Thoughts & Views: Let the children live

They’re all nuts. They should be lined up against the wall and shot. With bullets.

Because neither the government nor the insurgents in the awful, prolonged Syrian conflict wants to cooperate with global health authorities to get innocent children vaccinated against an outbreak of the polio virus that, according to international news reports, has reportedly reared its ugly head in the Middle East.

On Sunday, Oct. 27, the British publication, The Independent, reported in its online version that the World Health Organization was investigating 22 cases of suspected polio in children who live in Deir Al-Zour, an eastern province of Syria where combatants are actively engaged.

How the polio virus made its way into Syria isn’t yet clear but if left unchecked, it can spread among those yet to be immunized and, ultimately, the disease can cause irreversible paralysis, The Independent noted.

Members of the Taliban are alleged to have prevented health aides from undertaking a vaccination programs in Pakistan’s Waziristan region in 2012, resulting in more than 200,000 children being left unprotected, according to reports.

 

If all these reports are valid, it is simply unfathomable how these adults can allow children – who have espoused no political or religious dogmas, who have harmed no one – to be sacrificed as political pawns in a game certainly not of their choosing.

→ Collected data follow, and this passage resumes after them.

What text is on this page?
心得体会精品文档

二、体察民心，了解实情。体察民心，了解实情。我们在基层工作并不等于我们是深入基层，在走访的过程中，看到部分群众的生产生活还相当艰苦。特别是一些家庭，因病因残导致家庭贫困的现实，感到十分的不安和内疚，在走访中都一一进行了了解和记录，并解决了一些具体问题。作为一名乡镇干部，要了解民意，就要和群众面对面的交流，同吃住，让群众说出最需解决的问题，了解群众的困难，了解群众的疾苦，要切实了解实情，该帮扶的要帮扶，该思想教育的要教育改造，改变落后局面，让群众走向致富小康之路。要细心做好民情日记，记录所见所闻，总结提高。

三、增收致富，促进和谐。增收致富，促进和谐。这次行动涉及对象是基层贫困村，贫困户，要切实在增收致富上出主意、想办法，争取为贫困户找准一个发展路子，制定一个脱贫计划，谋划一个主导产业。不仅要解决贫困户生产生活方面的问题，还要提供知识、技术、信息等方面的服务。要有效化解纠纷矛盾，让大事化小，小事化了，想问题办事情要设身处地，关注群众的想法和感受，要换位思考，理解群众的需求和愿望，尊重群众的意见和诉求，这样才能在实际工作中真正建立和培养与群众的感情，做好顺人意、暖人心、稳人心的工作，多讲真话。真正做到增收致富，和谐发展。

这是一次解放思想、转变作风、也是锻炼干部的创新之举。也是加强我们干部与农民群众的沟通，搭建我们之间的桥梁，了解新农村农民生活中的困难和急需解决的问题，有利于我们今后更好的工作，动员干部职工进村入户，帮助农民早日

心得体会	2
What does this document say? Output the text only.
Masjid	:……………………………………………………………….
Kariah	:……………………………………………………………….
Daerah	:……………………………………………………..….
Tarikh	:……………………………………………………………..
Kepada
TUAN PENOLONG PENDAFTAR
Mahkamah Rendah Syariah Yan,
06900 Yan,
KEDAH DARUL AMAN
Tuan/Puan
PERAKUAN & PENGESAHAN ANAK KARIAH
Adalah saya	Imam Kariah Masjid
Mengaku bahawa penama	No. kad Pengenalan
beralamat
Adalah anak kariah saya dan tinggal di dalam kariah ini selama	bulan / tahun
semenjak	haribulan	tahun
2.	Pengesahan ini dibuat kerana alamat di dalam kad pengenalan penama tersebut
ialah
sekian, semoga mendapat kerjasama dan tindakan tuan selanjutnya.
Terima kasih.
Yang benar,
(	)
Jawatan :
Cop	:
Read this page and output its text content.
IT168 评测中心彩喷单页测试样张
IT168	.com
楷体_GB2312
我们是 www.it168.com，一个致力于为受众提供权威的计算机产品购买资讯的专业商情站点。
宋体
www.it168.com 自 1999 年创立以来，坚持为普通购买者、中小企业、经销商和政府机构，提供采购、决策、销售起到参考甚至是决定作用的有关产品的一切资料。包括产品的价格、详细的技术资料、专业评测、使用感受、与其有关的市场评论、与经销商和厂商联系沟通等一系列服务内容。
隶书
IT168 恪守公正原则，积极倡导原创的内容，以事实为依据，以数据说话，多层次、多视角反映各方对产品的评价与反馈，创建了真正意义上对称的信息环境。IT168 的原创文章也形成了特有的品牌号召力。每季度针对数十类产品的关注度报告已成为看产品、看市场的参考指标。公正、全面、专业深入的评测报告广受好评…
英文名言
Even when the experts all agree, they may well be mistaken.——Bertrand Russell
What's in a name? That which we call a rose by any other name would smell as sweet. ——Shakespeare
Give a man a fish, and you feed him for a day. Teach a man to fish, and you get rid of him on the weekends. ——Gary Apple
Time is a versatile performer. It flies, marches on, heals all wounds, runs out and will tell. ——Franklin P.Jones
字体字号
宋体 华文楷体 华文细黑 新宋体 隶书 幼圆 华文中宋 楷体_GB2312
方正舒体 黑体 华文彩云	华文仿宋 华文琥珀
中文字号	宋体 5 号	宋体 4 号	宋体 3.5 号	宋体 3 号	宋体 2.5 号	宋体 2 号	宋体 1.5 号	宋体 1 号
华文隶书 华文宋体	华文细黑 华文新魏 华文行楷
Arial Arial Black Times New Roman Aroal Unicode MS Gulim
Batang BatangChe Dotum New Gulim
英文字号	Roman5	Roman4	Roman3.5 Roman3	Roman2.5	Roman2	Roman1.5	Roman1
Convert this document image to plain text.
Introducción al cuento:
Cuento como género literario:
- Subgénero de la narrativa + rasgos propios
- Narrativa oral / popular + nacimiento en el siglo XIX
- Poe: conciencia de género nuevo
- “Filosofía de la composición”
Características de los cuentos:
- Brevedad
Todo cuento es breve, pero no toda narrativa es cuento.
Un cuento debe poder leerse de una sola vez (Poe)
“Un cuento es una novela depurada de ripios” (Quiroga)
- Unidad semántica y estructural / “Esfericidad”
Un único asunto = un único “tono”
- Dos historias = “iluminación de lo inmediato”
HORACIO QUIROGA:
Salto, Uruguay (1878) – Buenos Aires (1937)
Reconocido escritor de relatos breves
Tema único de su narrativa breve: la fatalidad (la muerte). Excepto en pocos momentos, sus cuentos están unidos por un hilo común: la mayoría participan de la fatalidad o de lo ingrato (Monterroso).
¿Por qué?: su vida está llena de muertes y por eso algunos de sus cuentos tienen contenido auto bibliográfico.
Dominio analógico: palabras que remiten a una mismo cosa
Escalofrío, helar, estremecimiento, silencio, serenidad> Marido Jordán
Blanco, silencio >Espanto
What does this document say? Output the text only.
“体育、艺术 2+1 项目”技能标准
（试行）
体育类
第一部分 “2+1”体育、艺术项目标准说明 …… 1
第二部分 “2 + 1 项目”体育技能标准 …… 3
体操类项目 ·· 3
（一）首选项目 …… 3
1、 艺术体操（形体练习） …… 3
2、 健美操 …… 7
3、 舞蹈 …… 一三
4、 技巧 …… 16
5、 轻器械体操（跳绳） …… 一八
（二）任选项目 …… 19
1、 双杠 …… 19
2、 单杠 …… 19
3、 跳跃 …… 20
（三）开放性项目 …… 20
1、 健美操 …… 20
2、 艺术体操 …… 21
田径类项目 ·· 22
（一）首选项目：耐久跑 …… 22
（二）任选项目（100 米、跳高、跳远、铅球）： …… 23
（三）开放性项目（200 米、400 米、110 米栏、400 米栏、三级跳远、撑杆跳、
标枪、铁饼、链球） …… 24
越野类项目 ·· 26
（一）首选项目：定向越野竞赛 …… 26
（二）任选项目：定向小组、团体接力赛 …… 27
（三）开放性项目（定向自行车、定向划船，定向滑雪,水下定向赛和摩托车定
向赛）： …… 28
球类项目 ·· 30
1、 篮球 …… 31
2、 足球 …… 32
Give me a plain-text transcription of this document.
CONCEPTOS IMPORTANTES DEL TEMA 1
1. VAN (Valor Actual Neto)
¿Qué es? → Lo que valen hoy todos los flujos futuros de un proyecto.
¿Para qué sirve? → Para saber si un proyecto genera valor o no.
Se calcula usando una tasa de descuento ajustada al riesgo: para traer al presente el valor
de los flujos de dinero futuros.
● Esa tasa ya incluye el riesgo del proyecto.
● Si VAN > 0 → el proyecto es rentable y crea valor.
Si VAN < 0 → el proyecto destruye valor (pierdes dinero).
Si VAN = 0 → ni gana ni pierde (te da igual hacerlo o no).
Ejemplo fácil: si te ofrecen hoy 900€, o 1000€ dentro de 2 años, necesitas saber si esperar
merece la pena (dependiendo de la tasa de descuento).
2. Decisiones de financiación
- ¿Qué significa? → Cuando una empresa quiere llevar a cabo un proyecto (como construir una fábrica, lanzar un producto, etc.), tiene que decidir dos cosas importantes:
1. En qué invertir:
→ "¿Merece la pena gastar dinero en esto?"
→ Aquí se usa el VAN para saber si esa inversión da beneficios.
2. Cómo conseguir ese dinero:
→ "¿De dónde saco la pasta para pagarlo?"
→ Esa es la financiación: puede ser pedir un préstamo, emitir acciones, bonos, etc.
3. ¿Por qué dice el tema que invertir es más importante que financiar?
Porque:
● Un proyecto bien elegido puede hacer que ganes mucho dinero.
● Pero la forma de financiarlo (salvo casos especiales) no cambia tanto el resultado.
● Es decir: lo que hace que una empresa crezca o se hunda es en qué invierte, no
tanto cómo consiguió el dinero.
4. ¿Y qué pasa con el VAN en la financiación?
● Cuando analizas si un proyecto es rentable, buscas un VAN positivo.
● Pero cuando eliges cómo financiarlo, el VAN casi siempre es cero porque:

The adults found to be responsible for such outrage should be hunted down, apprehended and tried as war criminals before an international tribunal.

Before their executions, they should be confronted with visual evidence of their crimes – images of the children left forever crippled thanks to their willful, wanton behavior.

So in that part of the world, we see how children are likely to be maimed or killed through grown-up indifference and we, sitting here in the “enlightened” USA, wonder how such things can play out.

But we shouldn’t be so smug. The Children’s Defense Fund reminds us that here in America, “A child is killed or injured by a gun every 30 minutes…. More children die every three days in America than died in the Newtown massacre.”

Last week, a 13-year-old boy in Santa Rosa, Calif., was shot and killed by sheriff’s deputies after he was spotted carrying what appeared to be an AK-47 but which, the deputies later learned, was a plastic toy. A parent of the dead boy told the cops his son got the toy from a friend. The boy was described as a trumpeter in his middle school band, smart and popular with his peers.

Mind-boggling all around.

But it reminded me of a striking photo published in last Saturday’s New York Times which showed what was described as a group of Chinese kindergarteners dressed in kid-size versions of Chinese Army uniforms and carrying toy weapons as an adult accompanied them on a stroll through a park in Dongyang.

Some cultures figure it’s never too early to start the process of military education. In our country, we have ROTC.

Are guns inherently evil? Should we try to outright ban them? No to both questions. Just consider what Texas would do: Gun enthusiasts recently staged a rally at The Alamo in San Antonio, with special dispensation from local authorities. If we took away their toys, the Lone Star State would, I dare say, be sorely tempted to secede.

But serious thought needs to be given to how we can control the flow of guns – particularly those unregistered, defaced, etc. – into the country, between states, etc., for criminal use. Seems to me we need some type of federal controls to deal with that.

And if guns are going to remain part of American culture – which, given the popularity of electronic war games among teens, they’re likely to be – we need to find a better way to train kids, early on, in their proper use.

And maybe get them interested in, say, fishing or hiking as a healthy outdoor alternative.

A postscript: How can our government manage to cybersnoop so well on our enemies and allies, alike, yet when it comes to setting up a software system to facilitate getting health insurance to those without, it turns into glitch city? So much for domestic priorities.